Although business in the U.S. is proving tough, full-year forecasts should be met, which suggests a modest rise in earnings during a difficult economic year. The City expects improved profit growth for 2013, too.

Chesnara (LSE: CSN.L)
Chesnara perked up 3% to 187 pence this morning after a third-quarter update reported "steady progress in continuing unsteady markets." By Sept. 30, the life insurance firm had seen its European Embedded Value, an industry measure of balance-sheet assets, increase from 294 million pounds to 306 million pounds. In addition, the first nine months of the year brought in a pre-tax profit of 30 million pounds, compared with a loss of 50 million pounds in the same period last year.
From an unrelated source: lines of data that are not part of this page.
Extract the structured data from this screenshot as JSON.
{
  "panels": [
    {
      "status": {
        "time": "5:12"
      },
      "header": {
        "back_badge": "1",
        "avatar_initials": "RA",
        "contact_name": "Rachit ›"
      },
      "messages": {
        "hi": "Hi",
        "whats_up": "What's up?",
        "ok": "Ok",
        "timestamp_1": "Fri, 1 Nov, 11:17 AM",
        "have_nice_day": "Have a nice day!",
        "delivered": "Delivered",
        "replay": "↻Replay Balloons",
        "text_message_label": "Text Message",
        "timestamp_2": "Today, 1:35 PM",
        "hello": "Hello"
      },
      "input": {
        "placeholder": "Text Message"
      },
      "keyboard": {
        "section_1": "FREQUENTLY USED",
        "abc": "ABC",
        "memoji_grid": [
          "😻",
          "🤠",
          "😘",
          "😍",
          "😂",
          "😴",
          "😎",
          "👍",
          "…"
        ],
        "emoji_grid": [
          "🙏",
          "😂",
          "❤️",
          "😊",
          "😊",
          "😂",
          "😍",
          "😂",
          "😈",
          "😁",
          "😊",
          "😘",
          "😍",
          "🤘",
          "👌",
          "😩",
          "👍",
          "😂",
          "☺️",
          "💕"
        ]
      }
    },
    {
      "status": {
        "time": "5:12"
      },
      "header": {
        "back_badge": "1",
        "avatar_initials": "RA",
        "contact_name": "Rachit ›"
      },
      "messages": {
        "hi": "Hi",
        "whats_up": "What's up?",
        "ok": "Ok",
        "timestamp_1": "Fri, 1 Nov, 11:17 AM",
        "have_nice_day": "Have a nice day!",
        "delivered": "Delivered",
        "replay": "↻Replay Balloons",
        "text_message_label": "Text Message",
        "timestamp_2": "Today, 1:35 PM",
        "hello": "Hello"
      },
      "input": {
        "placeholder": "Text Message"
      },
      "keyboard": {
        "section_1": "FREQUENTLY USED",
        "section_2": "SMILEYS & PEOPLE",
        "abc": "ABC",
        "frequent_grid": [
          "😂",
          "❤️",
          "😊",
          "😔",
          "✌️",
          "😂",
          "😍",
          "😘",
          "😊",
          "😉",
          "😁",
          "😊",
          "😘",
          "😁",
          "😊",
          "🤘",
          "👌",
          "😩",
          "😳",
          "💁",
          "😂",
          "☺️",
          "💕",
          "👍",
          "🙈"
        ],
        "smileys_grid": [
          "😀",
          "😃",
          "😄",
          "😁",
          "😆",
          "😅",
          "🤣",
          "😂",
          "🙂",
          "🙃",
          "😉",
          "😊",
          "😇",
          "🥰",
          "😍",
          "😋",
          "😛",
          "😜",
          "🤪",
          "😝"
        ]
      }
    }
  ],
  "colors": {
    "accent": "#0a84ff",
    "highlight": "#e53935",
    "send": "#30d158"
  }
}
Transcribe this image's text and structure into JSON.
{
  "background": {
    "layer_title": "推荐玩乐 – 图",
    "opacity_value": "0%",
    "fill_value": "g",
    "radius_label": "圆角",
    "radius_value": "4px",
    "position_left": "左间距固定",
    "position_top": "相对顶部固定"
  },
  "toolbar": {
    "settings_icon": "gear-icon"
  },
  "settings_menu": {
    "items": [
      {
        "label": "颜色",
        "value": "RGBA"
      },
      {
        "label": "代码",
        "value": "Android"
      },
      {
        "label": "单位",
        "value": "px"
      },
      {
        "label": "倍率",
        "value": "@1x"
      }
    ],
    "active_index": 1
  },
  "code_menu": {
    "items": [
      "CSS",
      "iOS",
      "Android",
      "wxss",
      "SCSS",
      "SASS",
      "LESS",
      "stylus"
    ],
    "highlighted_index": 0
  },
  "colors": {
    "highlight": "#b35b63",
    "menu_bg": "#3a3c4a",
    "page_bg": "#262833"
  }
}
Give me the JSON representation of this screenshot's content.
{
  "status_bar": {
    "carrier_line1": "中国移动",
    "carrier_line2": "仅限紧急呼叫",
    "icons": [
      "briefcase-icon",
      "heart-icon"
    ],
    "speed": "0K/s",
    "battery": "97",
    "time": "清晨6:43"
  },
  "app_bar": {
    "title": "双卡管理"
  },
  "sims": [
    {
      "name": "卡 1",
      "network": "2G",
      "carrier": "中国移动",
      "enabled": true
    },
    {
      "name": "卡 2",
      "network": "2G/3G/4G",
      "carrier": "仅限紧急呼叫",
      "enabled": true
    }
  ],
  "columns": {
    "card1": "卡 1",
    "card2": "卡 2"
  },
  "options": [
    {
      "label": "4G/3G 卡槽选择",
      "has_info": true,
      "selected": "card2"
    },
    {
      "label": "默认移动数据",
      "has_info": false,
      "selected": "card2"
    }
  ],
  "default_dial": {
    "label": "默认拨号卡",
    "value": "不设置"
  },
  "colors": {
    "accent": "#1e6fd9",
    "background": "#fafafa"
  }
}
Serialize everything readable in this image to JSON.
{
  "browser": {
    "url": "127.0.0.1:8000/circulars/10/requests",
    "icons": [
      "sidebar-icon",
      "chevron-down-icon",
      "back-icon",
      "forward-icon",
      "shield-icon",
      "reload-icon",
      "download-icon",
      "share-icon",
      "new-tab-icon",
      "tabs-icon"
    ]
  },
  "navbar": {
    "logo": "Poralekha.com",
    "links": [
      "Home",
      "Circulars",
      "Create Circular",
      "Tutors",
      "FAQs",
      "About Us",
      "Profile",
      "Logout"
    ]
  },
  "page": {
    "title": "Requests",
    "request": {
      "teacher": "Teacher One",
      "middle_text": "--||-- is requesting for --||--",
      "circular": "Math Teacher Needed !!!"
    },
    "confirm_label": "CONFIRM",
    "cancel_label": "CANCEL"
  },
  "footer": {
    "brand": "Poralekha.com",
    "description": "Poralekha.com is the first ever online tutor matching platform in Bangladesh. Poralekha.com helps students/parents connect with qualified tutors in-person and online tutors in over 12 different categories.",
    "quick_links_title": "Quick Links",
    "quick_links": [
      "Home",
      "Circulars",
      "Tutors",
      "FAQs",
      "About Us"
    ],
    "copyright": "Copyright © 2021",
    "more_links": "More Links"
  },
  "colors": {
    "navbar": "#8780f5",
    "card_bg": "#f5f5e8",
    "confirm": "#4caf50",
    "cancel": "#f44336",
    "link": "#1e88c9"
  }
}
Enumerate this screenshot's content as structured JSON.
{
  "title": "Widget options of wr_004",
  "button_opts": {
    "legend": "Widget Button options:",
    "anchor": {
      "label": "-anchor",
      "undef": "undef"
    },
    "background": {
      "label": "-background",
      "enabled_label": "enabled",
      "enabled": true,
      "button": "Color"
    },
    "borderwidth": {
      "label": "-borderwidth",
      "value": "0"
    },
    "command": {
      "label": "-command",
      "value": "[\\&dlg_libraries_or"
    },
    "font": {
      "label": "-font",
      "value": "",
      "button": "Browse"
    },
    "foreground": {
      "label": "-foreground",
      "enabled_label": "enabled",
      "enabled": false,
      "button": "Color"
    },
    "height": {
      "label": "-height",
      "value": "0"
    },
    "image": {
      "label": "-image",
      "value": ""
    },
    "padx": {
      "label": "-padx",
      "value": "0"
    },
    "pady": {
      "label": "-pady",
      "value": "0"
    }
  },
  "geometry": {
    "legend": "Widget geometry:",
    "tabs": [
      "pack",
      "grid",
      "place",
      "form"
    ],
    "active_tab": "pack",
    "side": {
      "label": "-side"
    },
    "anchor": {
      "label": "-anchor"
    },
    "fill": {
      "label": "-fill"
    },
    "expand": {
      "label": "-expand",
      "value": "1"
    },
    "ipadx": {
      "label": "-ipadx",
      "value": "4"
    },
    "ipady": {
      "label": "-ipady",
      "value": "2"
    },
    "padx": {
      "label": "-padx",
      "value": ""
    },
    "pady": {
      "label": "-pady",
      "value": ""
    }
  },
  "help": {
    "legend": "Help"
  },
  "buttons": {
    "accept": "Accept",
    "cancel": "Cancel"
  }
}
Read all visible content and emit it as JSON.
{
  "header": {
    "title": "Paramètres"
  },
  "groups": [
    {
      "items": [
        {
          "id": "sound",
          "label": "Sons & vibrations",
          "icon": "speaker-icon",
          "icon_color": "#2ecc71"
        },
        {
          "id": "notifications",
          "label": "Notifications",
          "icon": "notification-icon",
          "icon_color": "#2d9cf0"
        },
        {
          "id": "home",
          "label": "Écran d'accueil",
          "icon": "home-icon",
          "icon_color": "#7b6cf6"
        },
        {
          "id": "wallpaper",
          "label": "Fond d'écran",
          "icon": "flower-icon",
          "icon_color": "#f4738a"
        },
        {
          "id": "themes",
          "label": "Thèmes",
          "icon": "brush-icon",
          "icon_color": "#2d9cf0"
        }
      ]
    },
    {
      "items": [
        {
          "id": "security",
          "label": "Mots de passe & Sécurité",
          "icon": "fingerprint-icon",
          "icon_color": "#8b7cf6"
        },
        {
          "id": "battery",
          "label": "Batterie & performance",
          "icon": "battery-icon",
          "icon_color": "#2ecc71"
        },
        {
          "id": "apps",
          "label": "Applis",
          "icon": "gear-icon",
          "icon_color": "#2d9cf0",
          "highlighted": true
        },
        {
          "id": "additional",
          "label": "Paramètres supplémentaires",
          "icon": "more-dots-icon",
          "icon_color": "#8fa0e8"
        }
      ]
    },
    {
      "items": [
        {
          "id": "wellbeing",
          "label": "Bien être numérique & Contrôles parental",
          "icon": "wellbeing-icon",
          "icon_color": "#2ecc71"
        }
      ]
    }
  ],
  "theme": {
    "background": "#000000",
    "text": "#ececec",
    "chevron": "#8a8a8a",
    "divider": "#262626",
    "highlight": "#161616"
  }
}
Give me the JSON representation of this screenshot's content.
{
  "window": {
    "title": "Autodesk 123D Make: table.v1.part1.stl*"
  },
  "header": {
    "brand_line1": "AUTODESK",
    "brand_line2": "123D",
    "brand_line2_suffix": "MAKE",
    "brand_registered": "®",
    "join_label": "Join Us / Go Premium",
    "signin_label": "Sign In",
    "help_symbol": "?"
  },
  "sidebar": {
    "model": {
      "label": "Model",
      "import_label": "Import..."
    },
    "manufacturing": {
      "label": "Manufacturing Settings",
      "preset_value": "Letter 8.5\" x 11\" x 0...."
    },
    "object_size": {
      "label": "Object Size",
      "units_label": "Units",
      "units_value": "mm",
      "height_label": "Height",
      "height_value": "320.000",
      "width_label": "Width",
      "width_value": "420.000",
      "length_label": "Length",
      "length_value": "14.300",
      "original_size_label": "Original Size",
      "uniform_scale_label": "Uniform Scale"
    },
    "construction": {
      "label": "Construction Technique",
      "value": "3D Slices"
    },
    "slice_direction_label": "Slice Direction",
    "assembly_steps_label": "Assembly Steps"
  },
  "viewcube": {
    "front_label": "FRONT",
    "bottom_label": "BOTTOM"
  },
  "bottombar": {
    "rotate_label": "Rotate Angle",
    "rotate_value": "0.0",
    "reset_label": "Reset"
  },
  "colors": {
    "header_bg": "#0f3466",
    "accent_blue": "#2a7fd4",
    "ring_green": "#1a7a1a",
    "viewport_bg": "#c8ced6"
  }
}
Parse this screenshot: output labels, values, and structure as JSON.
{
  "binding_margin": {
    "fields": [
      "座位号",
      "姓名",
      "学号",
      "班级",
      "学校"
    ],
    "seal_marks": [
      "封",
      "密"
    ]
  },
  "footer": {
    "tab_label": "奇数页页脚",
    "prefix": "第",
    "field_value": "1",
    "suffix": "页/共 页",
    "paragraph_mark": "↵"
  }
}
Current forecasts suggest a dividend yield of nearly 10%, but the payout will not be covered by predicted earnings.

Bodycote (LSE: BOY.L)
Shares in Bodycote gained 5% to 380 pence after the firm reported 3% organic revenue growth for the four months to Oct. 31. Although the midcap said conditions in Europe were tough, the firm's sales in North America have been holding up nicely.

Overall, Bodycote said it was still on course to meet current expectations for the full year, so we should be expecting a dividend yield of around 3.3%, with the shares on a price-to-earnings ratio of about 10.